The kernel will not necessarily fill in all of the fields of this structure; instead, it provides the information indicated in the req->request_mask field. The available requests are:

  • STMT_SB_BASIC: "basic" superblock data from the mount, specifically the sb_dev_major, sb_dev_minor, sb_magic, and sb_flags fields.
  • STMT_MNT_BASIC: more basic data: mnt_id, mnt_parent_id, mnt_id_old, mnt_parent_id_old, mnt_attr, mnt_propagation, mnt_peer_group, and mnt_master.
  • STMT_PROPAGATE_FROM: fills in the propagate_from field. (See the shared subtrees documentation for details on mount propagation).

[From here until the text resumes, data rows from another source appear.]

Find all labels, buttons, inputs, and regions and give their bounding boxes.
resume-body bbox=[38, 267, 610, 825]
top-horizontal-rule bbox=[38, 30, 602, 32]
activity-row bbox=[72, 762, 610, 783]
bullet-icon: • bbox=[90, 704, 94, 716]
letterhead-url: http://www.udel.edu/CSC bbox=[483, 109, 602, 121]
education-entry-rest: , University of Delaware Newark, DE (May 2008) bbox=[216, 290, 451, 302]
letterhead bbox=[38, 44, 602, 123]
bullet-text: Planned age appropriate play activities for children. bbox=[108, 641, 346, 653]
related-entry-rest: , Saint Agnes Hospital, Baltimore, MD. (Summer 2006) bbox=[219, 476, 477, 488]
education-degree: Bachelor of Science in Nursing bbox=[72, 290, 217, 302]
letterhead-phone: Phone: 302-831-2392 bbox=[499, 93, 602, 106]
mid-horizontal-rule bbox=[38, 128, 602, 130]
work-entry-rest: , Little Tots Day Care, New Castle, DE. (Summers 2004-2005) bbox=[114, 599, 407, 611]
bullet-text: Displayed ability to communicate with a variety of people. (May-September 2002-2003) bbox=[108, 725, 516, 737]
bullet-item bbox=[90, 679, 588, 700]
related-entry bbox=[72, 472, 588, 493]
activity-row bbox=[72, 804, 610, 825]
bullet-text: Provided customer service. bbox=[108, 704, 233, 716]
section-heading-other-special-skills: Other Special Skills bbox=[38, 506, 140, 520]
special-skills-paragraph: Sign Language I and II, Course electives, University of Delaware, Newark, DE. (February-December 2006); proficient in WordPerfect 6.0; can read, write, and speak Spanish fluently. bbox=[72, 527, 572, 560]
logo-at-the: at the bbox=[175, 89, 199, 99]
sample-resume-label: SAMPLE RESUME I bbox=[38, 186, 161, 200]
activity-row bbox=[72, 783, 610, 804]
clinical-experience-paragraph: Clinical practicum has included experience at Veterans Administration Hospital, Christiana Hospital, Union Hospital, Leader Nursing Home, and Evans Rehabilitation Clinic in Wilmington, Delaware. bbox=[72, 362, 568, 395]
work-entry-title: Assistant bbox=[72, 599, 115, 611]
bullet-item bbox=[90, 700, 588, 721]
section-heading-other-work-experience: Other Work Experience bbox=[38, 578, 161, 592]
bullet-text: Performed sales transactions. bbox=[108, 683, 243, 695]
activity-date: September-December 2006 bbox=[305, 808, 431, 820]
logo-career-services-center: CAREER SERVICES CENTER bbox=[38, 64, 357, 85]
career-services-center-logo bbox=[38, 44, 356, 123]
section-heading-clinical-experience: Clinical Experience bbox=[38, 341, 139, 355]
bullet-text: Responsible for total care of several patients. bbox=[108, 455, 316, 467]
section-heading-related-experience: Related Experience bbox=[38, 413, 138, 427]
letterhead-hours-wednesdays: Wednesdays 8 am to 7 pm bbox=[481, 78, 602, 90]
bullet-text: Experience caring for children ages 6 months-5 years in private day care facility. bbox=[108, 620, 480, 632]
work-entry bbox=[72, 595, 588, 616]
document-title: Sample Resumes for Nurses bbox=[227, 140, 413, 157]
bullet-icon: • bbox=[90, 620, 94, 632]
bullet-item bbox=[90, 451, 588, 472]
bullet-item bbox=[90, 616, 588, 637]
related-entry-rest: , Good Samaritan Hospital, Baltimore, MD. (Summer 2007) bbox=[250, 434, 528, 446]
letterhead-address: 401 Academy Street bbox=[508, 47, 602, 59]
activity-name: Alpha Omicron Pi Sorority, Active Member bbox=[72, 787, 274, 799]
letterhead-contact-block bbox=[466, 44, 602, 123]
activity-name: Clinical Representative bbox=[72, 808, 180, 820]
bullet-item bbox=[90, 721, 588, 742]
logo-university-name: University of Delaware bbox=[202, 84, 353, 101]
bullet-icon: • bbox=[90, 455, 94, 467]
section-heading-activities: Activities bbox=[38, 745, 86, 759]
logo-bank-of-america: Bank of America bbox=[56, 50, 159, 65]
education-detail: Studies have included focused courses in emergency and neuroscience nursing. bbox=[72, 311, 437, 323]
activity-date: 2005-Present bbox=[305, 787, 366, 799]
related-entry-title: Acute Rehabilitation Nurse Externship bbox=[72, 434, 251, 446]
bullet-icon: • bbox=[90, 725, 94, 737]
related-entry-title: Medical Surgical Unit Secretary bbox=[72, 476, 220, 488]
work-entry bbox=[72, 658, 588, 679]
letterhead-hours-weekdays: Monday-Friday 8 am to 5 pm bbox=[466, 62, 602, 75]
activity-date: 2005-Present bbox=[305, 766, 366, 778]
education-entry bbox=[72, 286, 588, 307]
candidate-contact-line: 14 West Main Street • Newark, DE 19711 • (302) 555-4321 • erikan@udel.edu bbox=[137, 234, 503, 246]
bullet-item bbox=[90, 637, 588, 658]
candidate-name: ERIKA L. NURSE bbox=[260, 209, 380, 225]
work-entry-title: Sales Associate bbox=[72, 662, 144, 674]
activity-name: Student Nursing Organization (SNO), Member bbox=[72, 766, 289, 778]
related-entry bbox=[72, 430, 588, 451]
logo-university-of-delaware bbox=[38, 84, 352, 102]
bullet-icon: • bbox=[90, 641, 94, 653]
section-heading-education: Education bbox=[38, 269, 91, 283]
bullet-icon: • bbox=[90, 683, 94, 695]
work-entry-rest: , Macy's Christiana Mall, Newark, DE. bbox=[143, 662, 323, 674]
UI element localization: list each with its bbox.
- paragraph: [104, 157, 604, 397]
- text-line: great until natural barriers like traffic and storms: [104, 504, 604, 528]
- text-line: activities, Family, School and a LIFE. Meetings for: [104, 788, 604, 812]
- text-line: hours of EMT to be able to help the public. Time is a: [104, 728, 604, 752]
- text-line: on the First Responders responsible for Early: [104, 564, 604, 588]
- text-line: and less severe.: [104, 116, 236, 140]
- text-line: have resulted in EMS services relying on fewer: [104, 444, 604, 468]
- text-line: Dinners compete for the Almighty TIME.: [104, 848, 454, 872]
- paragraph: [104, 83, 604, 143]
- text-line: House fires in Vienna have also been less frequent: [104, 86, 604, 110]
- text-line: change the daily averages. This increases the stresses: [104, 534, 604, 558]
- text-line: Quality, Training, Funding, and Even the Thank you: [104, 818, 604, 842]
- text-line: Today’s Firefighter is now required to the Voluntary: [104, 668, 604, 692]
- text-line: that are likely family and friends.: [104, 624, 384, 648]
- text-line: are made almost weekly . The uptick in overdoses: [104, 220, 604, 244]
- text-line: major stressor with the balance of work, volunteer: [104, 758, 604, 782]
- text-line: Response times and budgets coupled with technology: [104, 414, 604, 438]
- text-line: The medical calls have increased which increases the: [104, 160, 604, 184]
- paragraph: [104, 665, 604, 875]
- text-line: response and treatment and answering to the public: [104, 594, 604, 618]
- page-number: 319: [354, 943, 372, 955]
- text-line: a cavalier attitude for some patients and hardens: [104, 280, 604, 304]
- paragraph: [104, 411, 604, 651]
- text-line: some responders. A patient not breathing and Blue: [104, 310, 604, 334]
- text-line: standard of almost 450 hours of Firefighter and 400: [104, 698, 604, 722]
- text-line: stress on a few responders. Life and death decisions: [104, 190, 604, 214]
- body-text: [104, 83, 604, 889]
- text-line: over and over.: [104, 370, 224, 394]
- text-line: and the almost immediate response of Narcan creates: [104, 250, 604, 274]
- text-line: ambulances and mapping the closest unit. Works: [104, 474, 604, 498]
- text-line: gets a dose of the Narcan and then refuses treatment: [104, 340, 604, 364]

Requests that yield strings are handled a bit differently. The actual string data will be written in the memory after the structure (buf must be big enough to hold that data), and the offset of the beginning of the string will be stored in the relevant structure field. The string-returning requests are:

  • STMT_FS_TYPE: stores the string representation of the filesystem type after the structure, placing the offset of the string in fs_type.
  • STMT_MNT_ROOT: stores the path to root filesystem, with the offset in mnt_root.
  • STMT_MNT_POINT: stores the path to the mount point, with the offset in mnt_point.

On a successful return, the mask field will be set to indicate which of the other fields in the structure were written by the kernel.

VFS maintainer Christian Brauner has accepted this series, with the probable objective of merging it for 6.8. He made a few changes in the process, though: struct statmnt was renamed to struct statmount and struct __mount_arg became struct mnt_id_req. "Libraries can expose this in whatever form they want but we'll also have direct consumers. I'd rather have this struct be underscore free and officially sanctioned." The result has not yet shown up in linux-next, but seems likely to do so once the 6.7 merge window has closed.

It would not be surprising if the interface provided by C libraries differed from that shown here. The mnt_id_req structure, for example, is used to simplify compatibility across multiple architectures, but user-space libraries do not have the same concerns and may not wish to expose that structure. Details like that are unlikely to be worked out before these system calls show up in a released kernel. Eventually, though, there will be a better and easier way to obtain information about which filesystems are mounted.